Fail-Open Resilience

AgentWatch is designed with a fundamental principle: our infrastructure never causes your production to go down. This is achieved through fail-open architecture at every layer.

What "Fail-Open" Means

When AgentWatch infrastructure is unreachable or experiencing issues, budget checks silently fail open — allowing API calls to proceed to the upstream provider without enforcement. This ensures your agents always work, even during AgentWatch outages.

Fail-Open Behavior by Mode

When agentwatch_primary_provider is NOT set, only budget checks and telemetry go through AgentWatch:

python
client = WatchedOpenAI(
    agentwatch_api_key="aw_live_xxx",
    agentwatch_session_budget_usd=2.00,
    agentwatch_enforcement_mode=True,
    # No agentwatch_primary_provider — SDK calls go directly to OpenAI
)

If AgentWatch is down:

  • Budget check HTTP call fails (timeout at 2s)
  • SDK catches exception, logs debug message
  • API call proceeds directly to OpenAI
  • Telemetry is silently dropped

Proxy Mode

When agentwatch_primary_provider is set, all traffic routes through AgentWatch:

python
client = WatchedOpenAI(
    agentwatch_api_key="aw_live_xxx",
    agentwatch_primary_provider="openai",
    agentwatch_session_budget_usd=2.00,
    agentwatch_enforcement_mode=True,
)

If AgentWatch is down:

  • The SDK automatically falls back to the direct provider URL
  • No manual intervention required

Configuration

Fail-open is the default behavior.
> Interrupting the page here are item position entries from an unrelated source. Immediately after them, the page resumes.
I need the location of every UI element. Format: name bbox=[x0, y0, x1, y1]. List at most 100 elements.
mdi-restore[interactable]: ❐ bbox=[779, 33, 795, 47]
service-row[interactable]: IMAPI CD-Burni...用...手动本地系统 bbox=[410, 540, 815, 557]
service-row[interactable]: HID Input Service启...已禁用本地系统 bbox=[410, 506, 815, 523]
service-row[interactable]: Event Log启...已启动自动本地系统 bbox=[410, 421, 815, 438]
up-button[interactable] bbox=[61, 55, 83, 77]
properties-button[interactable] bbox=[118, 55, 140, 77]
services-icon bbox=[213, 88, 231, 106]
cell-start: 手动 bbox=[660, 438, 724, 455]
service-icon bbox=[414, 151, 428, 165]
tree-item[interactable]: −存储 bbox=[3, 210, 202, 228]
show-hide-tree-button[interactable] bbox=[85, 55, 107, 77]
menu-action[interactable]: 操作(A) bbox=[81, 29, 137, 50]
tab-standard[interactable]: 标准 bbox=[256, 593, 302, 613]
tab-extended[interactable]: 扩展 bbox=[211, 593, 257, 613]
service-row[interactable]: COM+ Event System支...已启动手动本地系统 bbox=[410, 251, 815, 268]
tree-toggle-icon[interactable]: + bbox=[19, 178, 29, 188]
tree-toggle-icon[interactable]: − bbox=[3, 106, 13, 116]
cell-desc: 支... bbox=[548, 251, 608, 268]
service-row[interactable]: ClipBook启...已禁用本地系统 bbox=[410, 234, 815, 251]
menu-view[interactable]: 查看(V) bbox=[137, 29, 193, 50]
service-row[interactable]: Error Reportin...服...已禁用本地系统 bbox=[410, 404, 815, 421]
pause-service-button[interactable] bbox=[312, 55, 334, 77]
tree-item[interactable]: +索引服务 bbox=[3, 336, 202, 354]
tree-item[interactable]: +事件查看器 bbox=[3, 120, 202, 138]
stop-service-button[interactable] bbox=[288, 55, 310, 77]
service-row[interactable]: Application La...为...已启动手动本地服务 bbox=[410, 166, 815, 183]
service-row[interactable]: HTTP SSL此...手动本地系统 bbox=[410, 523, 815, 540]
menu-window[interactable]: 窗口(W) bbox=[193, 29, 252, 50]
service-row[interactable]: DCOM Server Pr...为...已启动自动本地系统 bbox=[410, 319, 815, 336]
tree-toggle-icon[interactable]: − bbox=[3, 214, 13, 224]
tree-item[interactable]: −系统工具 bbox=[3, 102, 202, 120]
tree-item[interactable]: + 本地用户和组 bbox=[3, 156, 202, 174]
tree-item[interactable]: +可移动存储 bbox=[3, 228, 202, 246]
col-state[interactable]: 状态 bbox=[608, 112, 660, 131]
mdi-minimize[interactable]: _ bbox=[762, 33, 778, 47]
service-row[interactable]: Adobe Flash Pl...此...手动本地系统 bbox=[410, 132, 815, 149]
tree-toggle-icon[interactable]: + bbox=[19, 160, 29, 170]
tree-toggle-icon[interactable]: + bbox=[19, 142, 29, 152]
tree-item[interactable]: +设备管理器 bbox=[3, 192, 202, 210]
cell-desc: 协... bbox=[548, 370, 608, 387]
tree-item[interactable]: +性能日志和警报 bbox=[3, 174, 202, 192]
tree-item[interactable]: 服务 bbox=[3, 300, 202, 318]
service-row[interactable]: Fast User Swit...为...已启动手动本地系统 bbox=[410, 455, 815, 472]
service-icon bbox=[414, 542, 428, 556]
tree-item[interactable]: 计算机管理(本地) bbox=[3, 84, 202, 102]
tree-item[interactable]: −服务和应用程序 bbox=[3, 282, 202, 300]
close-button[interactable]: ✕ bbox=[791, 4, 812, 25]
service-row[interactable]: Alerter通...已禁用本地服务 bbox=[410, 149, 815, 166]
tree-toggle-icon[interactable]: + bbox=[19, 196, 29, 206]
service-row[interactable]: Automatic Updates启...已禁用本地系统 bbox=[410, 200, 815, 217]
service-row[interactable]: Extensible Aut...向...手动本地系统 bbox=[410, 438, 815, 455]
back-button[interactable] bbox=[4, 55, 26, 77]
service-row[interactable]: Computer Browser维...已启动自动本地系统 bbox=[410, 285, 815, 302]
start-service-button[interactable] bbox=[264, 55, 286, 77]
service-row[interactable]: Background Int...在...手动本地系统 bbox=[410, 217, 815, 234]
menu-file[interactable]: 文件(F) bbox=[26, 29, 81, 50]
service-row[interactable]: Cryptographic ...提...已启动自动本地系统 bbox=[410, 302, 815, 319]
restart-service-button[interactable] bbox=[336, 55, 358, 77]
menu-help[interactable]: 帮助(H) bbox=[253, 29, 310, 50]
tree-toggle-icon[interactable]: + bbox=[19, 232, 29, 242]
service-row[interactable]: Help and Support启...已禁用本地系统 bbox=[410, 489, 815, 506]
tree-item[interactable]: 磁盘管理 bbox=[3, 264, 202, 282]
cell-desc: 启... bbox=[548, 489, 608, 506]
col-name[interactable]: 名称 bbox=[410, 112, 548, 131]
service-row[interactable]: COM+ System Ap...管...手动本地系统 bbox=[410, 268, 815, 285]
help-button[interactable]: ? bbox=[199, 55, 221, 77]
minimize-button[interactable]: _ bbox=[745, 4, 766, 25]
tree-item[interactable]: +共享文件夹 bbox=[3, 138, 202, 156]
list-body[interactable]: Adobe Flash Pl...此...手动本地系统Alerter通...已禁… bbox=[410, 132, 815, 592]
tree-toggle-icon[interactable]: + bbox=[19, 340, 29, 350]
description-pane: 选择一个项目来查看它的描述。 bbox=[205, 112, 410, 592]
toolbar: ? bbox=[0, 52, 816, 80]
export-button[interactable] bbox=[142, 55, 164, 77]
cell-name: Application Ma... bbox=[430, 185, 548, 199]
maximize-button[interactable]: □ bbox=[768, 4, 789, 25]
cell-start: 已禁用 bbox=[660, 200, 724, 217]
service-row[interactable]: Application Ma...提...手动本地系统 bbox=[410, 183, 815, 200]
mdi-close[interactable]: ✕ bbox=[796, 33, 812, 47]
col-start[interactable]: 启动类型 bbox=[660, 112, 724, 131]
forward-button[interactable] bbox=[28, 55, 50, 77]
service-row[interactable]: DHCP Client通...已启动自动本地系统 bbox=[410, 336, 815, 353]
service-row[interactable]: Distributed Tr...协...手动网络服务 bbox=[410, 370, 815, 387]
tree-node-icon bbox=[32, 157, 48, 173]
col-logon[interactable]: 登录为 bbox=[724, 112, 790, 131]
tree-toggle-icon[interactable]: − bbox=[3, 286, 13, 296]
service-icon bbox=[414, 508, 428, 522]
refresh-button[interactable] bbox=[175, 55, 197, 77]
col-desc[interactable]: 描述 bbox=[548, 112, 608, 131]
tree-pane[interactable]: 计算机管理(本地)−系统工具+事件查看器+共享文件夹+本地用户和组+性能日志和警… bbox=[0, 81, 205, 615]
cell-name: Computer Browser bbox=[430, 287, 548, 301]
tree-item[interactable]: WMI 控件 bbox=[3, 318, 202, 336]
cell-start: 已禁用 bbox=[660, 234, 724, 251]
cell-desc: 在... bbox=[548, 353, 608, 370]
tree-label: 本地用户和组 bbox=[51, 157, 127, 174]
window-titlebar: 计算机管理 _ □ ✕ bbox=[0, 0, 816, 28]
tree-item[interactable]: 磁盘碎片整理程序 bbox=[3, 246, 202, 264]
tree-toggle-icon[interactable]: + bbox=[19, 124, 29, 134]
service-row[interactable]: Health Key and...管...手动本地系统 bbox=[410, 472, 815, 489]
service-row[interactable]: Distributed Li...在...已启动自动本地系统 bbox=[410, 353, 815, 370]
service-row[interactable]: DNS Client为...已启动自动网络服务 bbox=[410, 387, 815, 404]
To change it:

python
# Fail-open (default) — AgentWatch outage doesn't affect your app
client = WatchedOpenAI(
    agentwatch_enforcement_fail_open=True,  # default
    ...
)

# Fail-closed — AgentWatch outage blocks API calls
client = WatchedOpenAI(
    agentwatch_enforcement_fail_open=False,
    ...
)

What Happens During an Outage

ComponentBehavior
Budget checkFails open, API call proceeds
Telemetry loggingSilently dropped, no data loss
Anomaly detectionDisabled (requires edge processing)
DashboardMay show stale data
Compliance reportsSkipped for the period

Monitoring AgentWatch Health

Monitor AgentWatch availability via the health endpoint:

bash
curl https://agent-watch.dev/healthz
# Returns: ok

If this endpoint returns non-200, AgentWatch is experiencing issues and fail-open is active.